Motor penggerak utama resureksi ini adalah kerja keras sejarawan seperti Harry A. Poeze yang menyusun kembali mozaik kehidupan Tan. Di tingkat akar rumput, pengaruhnya meluas hingga ke Jawa Barat, di mana para pendidik tekun mengajarkan pemikiran Tan sebagai materi ajar non-formal. Eksplorasi ini melampaui romantisme politik; Madilog menjadi oase di tengah gempuran irasionalitas dan hoaks di era digital. Tan tidak lagi dipandang semata sebagai tokoh kiri, melainkan arsitek peradaban yang menginginkan masyarakat Nusantara memiliki mentalitas merdeka berbasis ilmu pengetahuan.

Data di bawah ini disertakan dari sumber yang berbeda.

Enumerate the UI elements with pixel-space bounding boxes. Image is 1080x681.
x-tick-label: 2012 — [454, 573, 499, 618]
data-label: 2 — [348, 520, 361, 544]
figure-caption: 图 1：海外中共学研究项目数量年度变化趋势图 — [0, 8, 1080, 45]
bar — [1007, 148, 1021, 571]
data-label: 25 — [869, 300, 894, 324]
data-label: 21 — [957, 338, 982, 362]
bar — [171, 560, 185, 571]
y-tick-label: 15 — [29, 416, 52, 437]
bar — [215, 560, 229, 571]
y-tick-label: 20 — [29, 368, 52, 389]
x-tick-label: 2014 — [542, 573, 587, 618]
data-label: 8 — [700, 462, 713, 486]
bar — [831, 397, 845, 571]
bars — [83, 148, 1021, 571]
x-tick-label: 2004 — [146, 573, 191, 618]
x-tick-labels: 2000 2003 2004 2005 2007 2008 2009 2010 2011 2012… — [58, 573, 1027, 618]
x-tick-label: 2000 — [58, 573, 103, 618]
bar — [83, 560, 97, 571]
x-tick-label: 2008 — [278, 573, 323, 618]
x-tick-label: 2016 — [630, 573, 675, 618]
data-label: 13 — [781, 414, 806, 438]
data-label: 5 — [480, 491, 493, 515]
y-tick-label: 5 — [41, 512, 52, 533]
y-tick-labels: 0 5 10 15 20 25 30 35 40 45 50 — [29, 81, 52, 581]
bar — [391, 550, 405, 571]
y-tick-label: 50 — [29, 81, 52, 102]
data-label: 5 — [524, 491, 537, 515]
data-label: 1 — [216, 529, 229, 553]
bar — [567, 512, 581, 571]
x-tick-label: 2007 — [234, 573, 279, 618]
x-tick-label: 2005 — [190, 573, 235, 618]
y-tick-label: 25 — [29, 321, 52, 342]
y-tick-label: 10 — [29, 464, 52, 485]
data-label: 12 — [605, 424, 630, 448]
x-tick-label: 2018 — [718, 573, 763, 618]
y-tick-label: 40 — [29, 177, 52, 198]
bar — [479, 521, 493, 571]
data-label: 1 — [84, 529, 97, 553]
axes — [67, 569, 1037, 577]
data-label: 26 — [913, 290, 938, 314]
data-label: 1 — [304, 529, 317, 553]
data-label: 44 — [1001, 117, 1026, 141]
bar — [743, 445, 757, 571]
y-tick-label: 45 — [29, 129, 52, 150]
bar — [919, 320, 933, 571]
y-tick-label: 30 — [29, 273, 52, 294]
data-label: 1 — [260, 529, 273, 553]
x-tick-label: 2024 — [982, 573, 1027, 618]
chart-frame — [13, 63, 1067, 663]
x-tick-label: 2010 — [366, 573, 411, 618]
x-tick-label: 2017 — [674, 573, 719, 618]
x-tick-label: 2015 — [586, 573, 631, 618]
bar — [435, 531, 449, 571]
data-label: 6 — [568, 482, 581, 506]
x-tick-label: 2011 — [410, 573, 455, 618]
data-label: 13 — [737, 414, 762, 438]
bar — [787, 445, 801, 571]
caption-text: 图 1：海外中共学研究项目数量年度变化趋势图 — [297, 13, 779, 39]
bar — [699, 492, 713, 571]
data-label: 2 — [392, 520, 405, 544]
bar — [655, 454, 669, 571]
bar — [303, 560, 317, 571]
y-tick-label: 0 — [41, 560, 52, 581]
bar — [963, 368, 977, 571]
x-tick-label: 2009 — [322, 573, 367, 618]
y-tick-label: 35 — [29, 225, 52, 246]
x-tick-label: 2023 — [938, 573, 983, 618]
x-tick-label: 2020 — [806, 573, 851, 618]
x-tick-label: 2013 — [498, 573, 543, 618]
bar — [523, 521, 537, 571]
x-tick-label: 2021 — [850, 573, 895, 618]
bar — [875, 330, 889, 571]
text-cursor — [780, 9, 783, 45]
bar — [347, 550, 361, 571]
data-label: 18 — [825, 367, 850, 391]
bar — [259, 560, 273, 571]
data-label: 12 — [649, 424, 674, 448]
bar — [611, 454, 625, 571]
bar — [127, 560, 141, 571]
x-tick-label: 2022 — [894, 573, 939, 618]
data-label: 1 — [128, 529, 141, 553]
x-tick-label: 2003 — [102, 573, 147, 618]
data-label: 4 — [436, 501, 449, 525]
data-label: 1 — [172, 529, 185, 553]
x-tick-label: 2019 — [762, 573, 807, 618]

Visi Tan kini menemukan bentuk operasionalnya melalui sekelompok anak muda yang menamakan diri Malaka Project. Mengusung tema besar “Menuju Masyarakat Baru”, mereka berupaya melunasi utang sejarah kepada Tan Malaka. Jika dulu Tan bergerak melalui sel rahasia, gerakan ini bergerak melalui ruang digital untuk melawan kolonialisme bentuk baru: kebodohan terstruktur dan kemiskinan nalar kritis.

Inti dari transformasi ini adalah mengadopsi semangat Madilog ke dalam konteks kekinian melalui institusi pendidikan alternatif dan platform diskursus. Mereka memahami bahwa kedaulatan “Merdeka 100%” tidak akan tercapai selama rakyat masih terbelenggu oleh kemiskinan cara berpikir. Investasi terbesar gerakan ini bukanlah pada infrastruktur fisik, melainkan pada pembangunan kapasitas otak manusia Indonesia.

BACA JUGA : Comeback Marquez

Meski menggembirakan, tantangan terbesar untuk menghapus kabut logika mistika adalah perjalanan evolusi Homo Sapiens yang sejak lama cenderung menggunakan nalar emosional ketimbang rasional. Secara konkret, Ferry Irwandi, salah satu pendiri Malaka Project, bahkan menantang praktik santet dengan imbalan mobil mewah untuk membuktikan ketiadaan kekuatan supranatural tersebut. Meski tak ada yang berhasil membuktikannya, kepercayaan masyarakat terhadap hal mistis tetap tinggi. Fenomena serupa juga dilakukan oleh figur seperti Pesulap Merah yang membongkar modus penipuan berkedok mistik.

Pada akhirnya, kebangkitan pemikiran Tan Malaka adalah pembuktian bahwa peluru bisa membunuh orangnya, tetapi tidak bisa membunuh gagasannya. Tan Malaka kini telah benar-benar pulang, menetap bukan di makam yang megah, melainkan di dalam nalar kritis generasi muda. Perjuangan untuk menghilangkan logika mistika memang masih panjang, namun perjalanan menuju “Masyarakat Baru” yang rasional telah dimulai.